Where is your favorite place to write?

 

Outside on our deck! (Under a sunbrella, to protect my laptop.)

 

What else would you like to tell us?

 

Hmm. Maybe where to send the chocolate?

Kit Grindstaff was born near London, and grew up in the rolling countryside of England. After a brush with pop stardom (under her maiden name, Hain), she moved to New York and became a successful pop song writer. For the past twelve years she’s lived with her husband in the rolling countryside of Pennsylvania.

 

Kit loves talking to kids about her book and about writing, and you can pretty much tempt her to go anywhere there's great sushi and/or puppies. The Flame In The Mist, a spooky, magical fantasy for middle grade readers ages 9 to 90, is her first book, and is a SCBWI Crystal Kite members' choice award winner for 2014.
 

Watch the book trailer for The Flame in the Mist.

 

INTERVIEW WITH KIT GRINDSTAFF:

How did you get started writing?

I’ve always loved storytelling, and at primary school (the English version of Elementary), “composition” as it was called, was a favorite subject. When I was 7, I decided that when I grew up, I’d be an author and call myself Jean Bracklesham. (Yeah. Go figure.) Somehow, though, as I got older, I never thought of writing as a serious career option.

In my teens, my love of writing was waylaid by angsty poetry, which evolved into songwriting, which eventually became my main career - I still write songs professionally. But en route, a stint as an assistant primary school teacher planted the seed of wanting to write for children. Over the years, I took occasional writing workshops, and the seed grew. Finally, it became too big to ignore. I signed up for a children’s writing course with Gotham Writers Workshop in New York, where I was living at the time. That was the point of no return.

 

Who influenced you?

Every teacher who ever encouraged me! But if you mean in terms of authors…every author whose books I loved! Going as far back as infancy, there are elements I absorbed that come out in what I write: Enid Blyton, A. A. Milne…As an older kid, I was home sick a lot with bronchitis and asthma, and read voraciously: Blyton, John Verney, Erich Kastner, C. S. Lewis, John Masefield. As a teen, I went more for classics, like Dickens, Austen, Henry James.

Once I’d committed to learning how to write kids’ novels, though, I gravitated toward fantasy.
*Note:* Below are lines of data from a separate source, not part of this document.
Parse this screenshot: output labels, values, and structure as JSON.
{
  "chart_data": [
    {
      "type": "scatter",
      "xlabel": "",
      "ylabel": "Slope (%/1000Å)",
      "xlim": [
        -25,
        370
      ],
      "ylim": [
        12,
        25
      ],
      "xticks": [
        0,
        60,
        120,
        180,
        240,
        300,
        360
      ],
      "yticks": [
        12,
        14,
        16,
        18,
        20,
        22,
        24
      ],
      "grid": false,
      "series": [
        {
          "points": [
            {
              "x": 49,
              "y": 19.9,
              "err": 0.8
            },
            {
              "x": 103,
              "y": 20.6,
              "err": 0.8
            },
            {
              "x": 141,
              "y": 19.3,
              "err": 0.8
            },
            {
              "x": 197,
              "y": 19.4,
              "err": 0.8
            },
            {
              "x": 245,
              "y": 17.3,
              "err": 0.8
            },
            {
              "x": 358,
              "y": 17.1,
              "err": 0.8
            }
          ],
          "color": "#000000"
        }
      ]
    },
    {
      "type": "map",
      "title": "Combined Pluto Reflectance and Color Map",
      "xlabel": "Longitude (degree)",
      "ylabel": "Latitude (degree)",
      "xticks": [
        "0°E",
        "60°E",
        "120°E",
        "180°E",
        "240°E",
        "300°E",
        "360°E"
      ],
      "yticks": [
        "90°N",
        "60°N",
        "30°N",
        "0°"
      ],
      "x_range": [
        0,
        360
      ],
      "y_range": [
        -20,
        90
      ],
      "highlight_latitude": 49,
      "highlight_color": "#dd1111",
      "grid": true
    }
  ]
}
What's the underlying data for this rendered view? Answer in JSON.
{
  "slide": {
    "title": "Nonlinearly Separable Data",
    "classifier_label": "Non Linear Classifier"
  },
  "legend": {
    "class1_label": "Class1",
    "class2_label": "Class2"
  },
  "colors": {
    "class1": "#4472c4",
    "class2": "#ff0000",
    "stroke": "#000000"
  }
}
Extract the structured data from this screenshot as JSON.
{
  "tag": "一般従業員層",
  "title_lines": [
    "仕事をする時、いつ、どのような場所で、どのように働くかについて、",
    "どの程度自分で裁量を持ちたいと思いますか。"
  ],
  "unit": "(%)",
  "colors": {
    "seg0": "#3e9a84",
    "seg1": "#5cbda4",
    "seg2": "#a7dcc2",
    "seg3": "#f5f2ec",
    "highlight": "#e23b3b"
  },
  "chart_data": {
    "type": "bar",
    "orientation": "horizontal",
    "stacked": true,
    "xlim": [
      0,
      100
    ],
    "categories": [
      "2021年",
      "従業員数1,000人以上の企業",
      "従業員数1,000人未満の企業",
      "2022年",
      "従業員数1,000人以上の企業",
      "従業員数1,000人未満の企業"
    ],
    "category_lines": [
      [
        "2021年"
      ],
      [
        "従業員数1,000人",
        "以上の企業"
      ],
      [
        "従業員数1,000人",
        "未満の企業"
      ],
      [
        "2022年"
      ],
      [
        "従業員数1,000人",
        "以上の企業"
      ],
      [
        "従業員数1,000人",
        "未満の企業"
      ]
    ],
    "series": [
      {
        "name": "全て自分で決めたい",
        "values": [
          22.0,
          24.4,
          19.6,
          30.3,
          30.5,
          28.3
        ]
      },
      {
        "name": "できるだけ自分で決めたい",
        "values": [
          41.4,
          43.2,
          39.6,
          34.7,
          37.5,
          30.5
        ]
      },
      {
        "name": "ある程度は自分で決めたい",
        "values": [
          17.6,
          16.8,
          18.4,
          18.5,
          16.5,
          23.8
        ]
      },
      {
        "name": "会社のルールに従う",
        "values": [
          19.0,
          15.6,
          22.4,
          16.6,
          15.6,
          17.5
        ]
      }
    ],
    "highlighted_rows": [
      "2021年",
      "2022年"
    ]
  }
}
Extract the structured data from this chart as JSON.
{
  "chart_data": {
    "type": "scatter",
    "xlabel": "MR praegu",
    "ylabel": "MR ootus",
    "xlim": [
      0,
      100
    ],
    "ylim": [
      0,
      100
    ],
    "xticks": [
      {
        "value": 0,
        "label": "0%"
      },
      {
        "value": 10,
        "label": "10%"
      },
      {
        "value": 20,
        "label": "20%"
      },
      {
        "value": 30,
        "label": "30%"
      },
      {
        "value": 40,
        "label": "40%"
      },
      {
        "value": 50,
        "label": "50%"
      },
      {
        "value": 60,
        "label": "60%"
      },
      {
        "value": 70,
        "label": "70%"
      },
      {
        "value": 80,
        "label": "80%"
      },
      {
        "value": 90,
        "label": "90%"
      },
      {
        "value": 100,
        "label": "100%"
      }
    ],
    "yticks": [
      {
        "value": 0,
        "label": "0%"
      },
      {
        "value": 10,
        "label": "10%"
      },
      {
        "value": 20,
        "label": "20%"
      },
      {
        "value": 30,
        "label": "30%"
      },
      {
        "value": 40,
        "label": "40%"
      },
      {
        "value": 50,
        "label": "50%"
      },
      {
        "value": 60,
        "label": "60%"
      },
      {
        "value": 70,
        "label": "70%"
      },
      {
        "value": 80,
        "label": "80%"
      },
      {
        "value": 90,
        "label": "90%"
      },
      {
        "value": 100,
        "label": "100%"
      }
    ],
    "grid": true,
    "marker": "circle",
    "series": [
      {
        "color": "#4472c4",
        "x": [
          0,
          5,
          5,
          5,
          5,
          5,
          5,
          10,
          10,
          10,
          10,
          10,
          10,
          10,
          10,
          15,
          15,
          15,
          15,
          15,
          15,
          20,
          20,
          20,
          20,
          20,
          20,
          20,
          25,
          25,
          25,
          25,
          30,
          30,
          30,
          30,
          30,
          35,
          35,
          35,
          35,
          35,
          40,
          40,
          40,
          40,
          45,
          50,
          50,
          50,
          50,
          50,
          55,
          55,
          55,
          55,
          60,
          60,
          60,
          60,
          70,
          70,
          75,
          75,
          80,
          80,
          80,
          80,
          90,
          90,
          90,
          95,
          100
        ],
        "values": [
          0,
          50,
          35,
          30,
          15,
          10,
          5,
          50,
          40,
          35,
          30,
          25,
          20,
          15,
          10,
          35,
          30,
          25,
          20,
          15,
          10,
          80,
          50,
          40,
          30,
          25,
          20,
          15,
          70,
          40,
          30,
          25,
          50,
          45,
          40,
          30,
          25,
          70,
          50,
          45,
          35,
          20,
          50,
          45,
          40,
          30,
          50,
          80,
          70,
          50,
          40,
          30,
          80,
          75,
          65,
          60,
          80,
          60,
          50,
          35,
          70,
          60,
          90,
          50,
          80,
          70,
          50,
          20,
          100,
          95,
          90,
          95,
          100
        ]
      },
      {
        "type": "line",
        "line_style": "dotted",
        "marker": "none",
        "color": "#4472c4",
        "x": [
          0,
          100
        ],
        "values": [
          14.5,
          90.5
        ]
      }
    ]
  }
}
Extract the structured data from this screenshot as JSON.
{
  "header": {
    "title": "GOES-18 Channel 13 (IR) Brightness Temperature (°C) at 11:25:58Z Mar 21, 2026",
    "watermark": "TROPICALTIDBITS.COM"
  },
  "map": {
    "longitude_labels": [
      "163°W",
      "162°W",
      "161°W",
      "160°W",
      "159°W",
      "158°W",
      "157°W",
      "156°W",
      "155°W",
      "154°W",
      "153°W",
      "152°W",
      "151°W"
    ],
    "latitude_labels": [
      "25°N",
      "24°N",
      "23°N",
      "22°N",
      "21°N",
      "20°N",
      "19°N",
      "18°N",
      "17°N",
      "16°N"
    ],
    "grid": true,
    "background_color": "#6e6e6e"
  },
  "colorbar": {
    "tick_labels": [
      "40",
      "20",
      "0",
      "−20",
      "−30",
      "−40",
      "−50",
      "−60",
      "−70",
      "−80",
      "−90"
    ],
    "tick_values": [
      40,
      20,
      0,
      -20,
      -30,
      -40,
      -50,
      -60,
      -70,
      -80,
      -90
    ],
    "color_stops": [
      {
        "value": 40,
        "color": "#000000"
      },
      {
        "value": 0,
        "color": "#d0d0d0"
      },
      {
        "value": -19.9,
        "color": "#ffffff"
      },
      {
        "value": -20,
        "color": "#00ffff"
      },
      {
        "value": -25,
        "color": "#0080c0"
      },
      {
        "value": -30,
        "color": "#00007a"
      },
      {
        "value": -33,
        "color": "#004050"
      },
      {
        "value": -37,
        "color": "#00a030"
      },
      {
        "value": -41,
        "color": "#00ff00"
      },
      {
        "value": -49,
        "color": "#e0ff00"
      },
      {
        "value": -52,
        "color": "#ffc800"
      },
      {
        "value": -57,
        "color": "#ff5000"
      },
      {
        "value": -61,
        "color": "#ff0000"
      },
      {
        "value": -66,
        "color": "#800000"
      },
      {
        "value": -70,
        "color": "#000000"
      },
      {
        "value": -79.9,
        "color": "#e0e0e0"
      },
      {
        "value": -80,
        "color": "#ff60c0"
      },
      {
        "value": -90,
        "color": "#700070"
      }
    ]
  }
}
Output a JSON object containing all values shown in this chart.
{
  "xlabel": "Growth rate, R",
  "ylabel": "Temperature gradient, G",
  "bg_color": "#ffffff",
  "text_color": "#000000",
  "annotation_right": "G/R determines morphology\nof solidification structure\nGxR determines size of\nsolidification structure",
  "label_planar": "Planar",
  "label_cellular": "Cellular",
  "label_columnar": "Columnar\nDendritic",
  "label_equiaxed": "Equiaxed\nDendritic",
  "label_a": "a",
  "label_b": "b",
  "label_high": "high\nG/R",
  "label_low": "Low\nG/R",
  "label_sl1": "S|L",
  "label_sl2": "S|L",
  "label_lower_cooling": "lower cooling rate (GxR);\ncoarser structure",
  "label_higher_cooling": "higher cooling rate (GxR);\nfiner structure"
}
Philip Pullman’s His Dark Materials trilogy was a big influence, as was Natalie Babbit’s Tuck Everlasting, and, when I finally got around to reading them (I was a late starter), the Harry Potter series.

 

Do you have a favorite book/subject/character/setting?

There’s a ton of books I love, and no particular setting. One book that’s stayed with me for years – an adult title – is  Behind the Scenes at the Museum, by Kate Atkinson. It’s got a psychological twist to it, which I’m drawn to in any book – some secret, some lie, some forgotten nugget that drives a character – all things that found their way into The Flame in the Mist. But I also love ghost stories (hence Henry James), fantasy (the more quirky kind, e.g. Steffan Bachmann’s The Peculiar), whimsical (Kate diCamillo’s Tale of Despereaux and The Magicians Elephant), contemporaries (The Fault in our Stars, Ask the Passengers), historical (Gilt, by Katherine Longshore, The Dress Lodger, by Sheri Holman, anything set in Tudor times).

It’s hard to name a favorite character. In any of the above, protagonists grabbed me because they were vivid and likeable. One who I do especially love, who influenced my conception of Jemma, is Lyra Belacqua in The Golden Compass.

 

What advice do you have for someone who wants to be an author?

This isn’t going to be new: Read, read, read! And write what you love you’ll need that love and passion (for story and characters) when the going gets tough. Don’t try to follow trends; they’ll be over by the time you’ve finished your book. Conversely, a style that’s now out of favor will come around again. So follow your instincts.

 

Where is your favorite place to write?

Outside on our deck! (Under a sunbrella, to protect my laptop.)

 

What else would you like to tell us?

Hmm. Maybe where to send the chocolate?